Engaged: Mrs. Nora McMullen Mellon, 44, divorced wife of the Secretary of the Treasury, to Arthur Lee, 30, until recently proprietor of a small art store in New York. Secretary Mellon divorced Mrs. Mellon in 1910 for desertion.

Engaged: Mrs. Blanche Estabrook Roebling, of Manhattan, to Colonel Arthur O'Brien, Assistant Secretary of War under Newton D. Baker.

Married: Cornelius Vanderbilt Whitney, son of Mr. and Mrs. Harry Payne Whitney, of Manhattan, and Miss Marie Norton, in Paris.

Married: Reginald Vanderbilt, brother of Cornelius Vanderbilt III, and Gloria Morgan, daughter of the American Minister to Holland, in New York.

Sued for Divorce: Mrs. Sara Carroll Field, sister of Mrs. Honora Palmer, by Stanley Field, nephew of the late Marshall Field. He charges wilful and persistent desertion.

Sued for Divorce: Mrs. Delia J. Akeley, by Carl E. Akeley, both noted African big game hunters, in Chicago. Mrs. Akeley filed a cross bill to her husband's. Both charged desertion.
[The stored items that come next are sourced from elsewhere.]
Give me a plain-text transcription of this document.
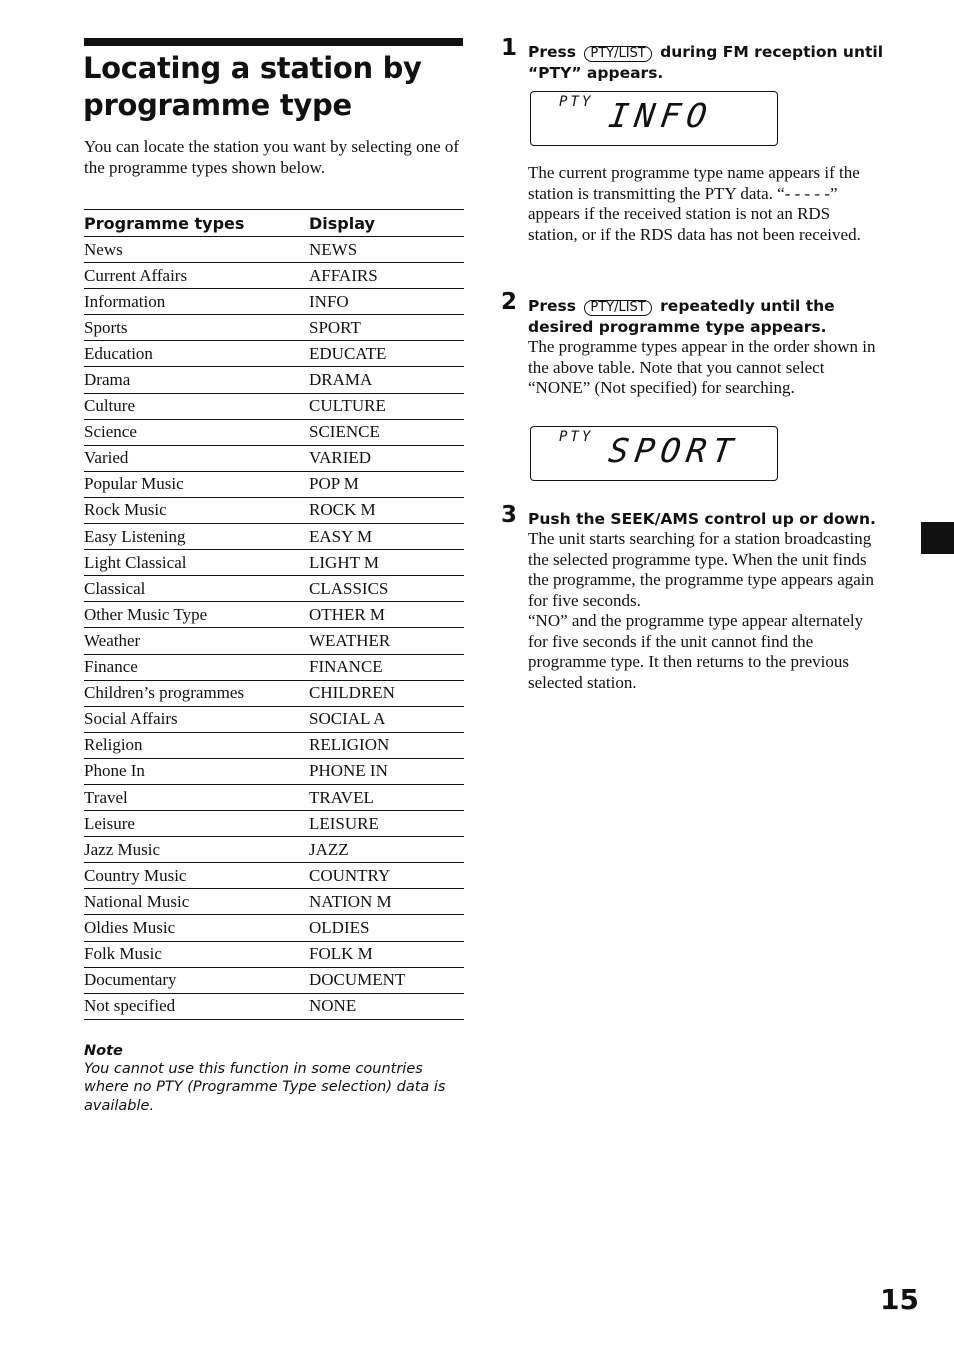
Locating a station by programme type
You can locate the station you want by selecting one of the programme types shown below.
Programme types	Display
News	NEWS
Current Affairs	AFFAIRS
Information	INFO
Sports	SPORT
Education	EDUCATE
Drama	DRAMA
Culture	CULTURE
Science	SCIENCE
Varied	VARIED
Popular Music	POP M
Rock Music	ROCK M
Easy Listening	EASY M
Light Classical	LIGHT M
Classical	CLASSICS
Other Music Type	OTHER M
Weather	WEATHER
Finance	FINANCE
Children’s programmes	CHILDREN
Social Affairs	SOCIAL A
Religion	RELIGION
Phone In	PHONE IN
Travel	TRAVEL
Leisure	LEISURE
Jazz Music	JAZZ
Country Music	COUNTRY
National Music	NATION M
Oldies Music	OLDIES
Folk Music	FOLK M
Documentary	DOCUMENT
Not specified	NONE
Note
You cannot use this function in some countries where no PTY (Programme Type selection) data is available.
1 Press PTY/LIST during FM reception until “PTY” appears.
PTY INFO
The current programme type name appears if the station is transmitting the PTY data. “- - - - -” appears if the received station is not an RDS station, or if the RDS data has not been received.
2 Press PTY/LIST repeatedly until the desired programme type appears.
The programme types appear in the order shown in the above table. Note that you cannot select “NONE” (Not specified) for searching.
PTY SPORT
3 Push the SEEK/AMS control up or down.
The unit starts searching for a station broadcasting the selected programme type. When the unit finds the programme, the programme type appears again for five seconds.
“NO” and the programme type appear alternately for five seconds if the unit cannot find the programme type. It then returns to the previous selected station.
15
Died: W. Bourke Cockran, 69, member of the House of Representatives from New York, in Washington. (See p. 2.)

Died: James M. and Jesse A. Ide, pioneer collar manufacturers, at Troy, N. Y. Both brothers died suddenly, within nine hours of each other, each without knowing of the other's illness.
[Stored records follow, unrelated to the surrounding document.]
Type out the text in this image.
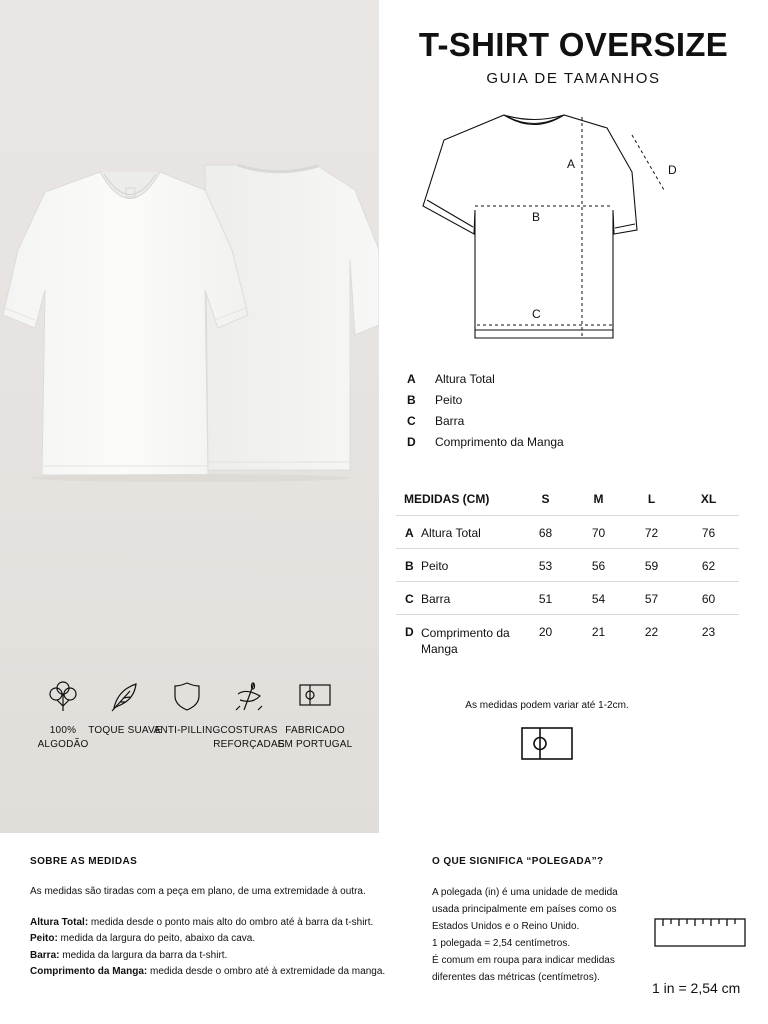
100% ALGODÃO
TOQUE SUAVE
ANTI-PILLING COSTURAS REFORÇADAS
FABRICADO EM PORTUGAL
T-SHIRT OVERSIZE
GUIA DE TAMANHOS
A
B
C
D
A	Altura Total
B	Peito
C	Barra
D	Comprimento da Manga
MEDIDAS (CM)		S	M	L	XL
A	Altura Total	68	70	72	76
B	Peito	53	56	59	62
C	Barra	51	54	57	60
D	Comprimento da Manga	20	21	22	23
As medidas podem variar até 1-2cm.
SOBRE AS MEDIDAS
As medidas são tiradas com a peça em plano, de uma extremidade à outra.
Altura Total: medida desde o ponto mais alto do ombro até à barra da t-shirt.
Peito: medida da largura do peito, abaixo da cava.
Barra: medida da largura da barra da t-shirt.
Comprimento da Manga: medida desde o ombro até à extremidade da manga.
O QUE SIGNIFICA “POLEGADA”?
A polegada (in) é uma unidade de medida usada principalmente em países como os Estados Unidos e o Reino Unido.
1 polegada = 2,54 centímetros.
É comum em roupa para indicar medidas diferentes das métricas (centímetros).
1 in = 2,54 cm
Died: Mrs. I. V. Taylor (Ida Vernon), actress, 80, in Sheldon, Vt. Her first part was in A Midsummer Night's Dream, played at the Boston Theatre in 1856. She was a friend of Edwin Booth, who left her a legacy at his death. Later she played with Mrs. Fiske and William Hodge. Her best remembered plays were East Lynne, which she played for 120 nights in Richmond, and The Two Orphans.

Died: George Shapley Downing, 36, assistant superintendent of the Argonaut Mining Co., at a hospital in San Francisco. He suffered a col- lapse from his extreme exertions in the attempted rescue of 46 miners entombed in the Argonaut gold mine last September.